30/04/2013 - Nota de Esclarecimento sobre a Lei de Eficiência Pública

A Assembleia Legislativa do Estado de Mato Grosso vem a público restabelecer a verdade dos fatos sobre o estudo intitulado Reprogramação Estratégica do Desenvolvimento do Estado, apresentado pelo economista Paulo Rabelo de Castro e debatido em cinco audiências públicas realizadas na Capital e municípios-polos.

 

O referido estudo, que subsidia as discussões sobre o projeto que cria a Lei de Eficiência Pública (LEP), em tramitação nesta Casa, não atribui à questão da folha de pagamento dos servidores públicos estaduais as dificuldades financeiras do Estado.
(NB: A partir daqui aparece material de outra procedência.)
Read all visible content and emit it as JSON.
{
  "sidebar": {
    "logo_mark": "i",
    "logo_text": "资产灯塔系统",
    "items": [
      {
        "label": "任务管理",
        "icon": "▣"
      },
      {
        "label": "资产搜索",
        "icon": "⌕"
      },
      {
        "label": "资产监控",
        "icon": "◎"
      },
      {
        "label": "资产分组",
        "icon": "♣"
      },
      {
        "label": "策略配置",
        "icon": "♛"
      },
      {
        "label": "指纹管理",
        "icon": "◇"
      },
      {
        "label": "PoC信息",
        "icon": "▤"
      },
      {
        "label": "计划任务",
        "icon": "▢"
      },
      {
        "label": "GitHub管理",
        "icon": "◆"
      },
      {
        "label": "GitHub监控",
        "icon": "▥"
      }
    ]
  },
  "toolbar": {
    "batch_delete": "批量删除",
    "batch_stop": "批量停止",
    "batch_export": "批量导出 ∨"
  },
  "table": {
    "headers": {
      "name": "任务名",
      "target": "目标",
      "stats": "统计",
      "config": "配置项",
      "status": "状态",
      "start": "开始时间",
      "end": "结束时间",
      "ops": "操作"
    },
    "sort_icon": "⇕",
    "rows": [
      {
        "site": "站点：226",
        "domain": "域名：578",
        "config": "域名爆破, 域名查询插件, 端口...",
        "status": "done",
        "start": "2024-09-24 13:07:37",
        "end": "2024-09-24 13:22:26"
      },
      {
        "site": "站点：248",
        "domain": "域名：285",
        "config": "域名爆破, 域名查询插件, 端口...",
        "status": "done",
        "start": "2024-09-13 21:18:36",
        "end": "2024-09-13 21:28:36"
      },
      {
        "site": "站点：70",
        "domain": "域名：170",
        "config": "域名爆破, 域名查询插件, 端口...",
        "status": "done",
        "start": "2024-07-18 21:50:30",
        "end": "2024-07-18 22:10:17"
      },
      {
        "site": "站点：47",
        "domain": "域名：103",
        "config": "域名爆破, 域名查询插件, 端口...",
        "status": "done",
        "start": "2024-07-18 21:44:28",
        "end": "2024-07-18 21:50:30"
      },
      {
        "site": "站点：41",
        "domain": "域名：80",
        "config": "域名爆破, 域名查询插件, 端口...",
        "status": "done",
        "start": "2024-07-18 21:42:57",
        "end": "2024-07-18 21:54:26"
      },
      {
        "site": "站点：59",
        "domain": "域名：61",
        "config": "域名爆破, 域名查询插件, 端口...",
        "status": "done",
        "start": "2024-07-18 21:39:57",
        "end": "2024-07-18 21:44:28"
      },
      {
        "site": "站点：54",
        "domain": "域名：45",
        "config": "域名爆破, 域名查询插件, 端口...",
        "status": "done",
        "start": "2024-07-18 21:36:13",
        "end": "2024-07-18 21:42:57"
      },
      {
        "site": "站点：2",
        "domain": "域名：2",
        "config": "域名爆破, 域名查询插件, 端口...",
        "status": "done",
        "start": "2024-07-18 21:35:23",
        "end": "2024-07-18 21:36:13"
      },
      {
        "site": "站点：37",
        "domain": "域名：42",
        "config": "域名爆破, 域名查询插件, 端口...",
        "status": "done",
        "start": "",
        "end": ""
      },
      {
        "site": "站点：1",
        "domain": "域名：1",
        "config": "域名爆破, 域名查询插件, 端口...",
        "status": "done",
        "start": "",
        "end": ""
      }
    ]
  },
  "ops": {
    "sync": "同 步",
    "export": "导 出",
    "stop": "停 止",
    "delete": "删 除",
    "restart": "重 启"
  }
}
A interpretação dada pelo Fórum Sindical está equivocada, pois a folha não é o foco da proposta.

 

O objetivo principal da Lei da Eficiência Pública é a otimização do uso dos recursos públicos, ampliando em pelo menos 5% os investimentos em relação ao PIB. O que se propõe através da LEP é uma redução dos gastos nas áreas meio para aumentar os investimentos nas áreas essenciais.

 

Esta reengenharia financeira prevê a adoção de uma série de mecanismos que começa pelo aumento da receita de ICMS, ampliação da base de arrecadação, revisão dos critérios de concessão de incentivos fiscais e o aperfeiçoamento do custeio da máquina pública de um modo geral, o que envolve necessariamente o esforço de todos os Poderes constituídos.

 

Em outras palavras, trata-se de assegurar eficiência e sustentabilidade à gestão pública, para que o cidadão seja bem atendido em suas necessidades básicas: saúde, educação, habitação e infra-estrutura de qualidade, entre outras.

 

O alerta que o economista Paulo Rabelo de Castro fez durante palestra em Cuiabá foi de que é preciso conter a expansão insustentável das despesas com Pessoal, que nem sempre acompanha o crescimento das receitas. A intenção é criar ferramentas de controle através de parâmetros objetivos e indicadores de referência, com absoluto respeito ao inalienável direito dos servidores a uma remuneração justa.

 

O objetivo final da nova lei é reequilibrar as finanças públicas e promover o desenvolvimento sustentável, evitando que o descontrole aumente o déficit, limite os investimentos e provoque uma situação de crise financeira que pode comprometer até mesmo o sagrado compromisso de manter em dia o pagamento dos servidores. 

 

Assembleia Legislativa do Estado de Mato Grosso.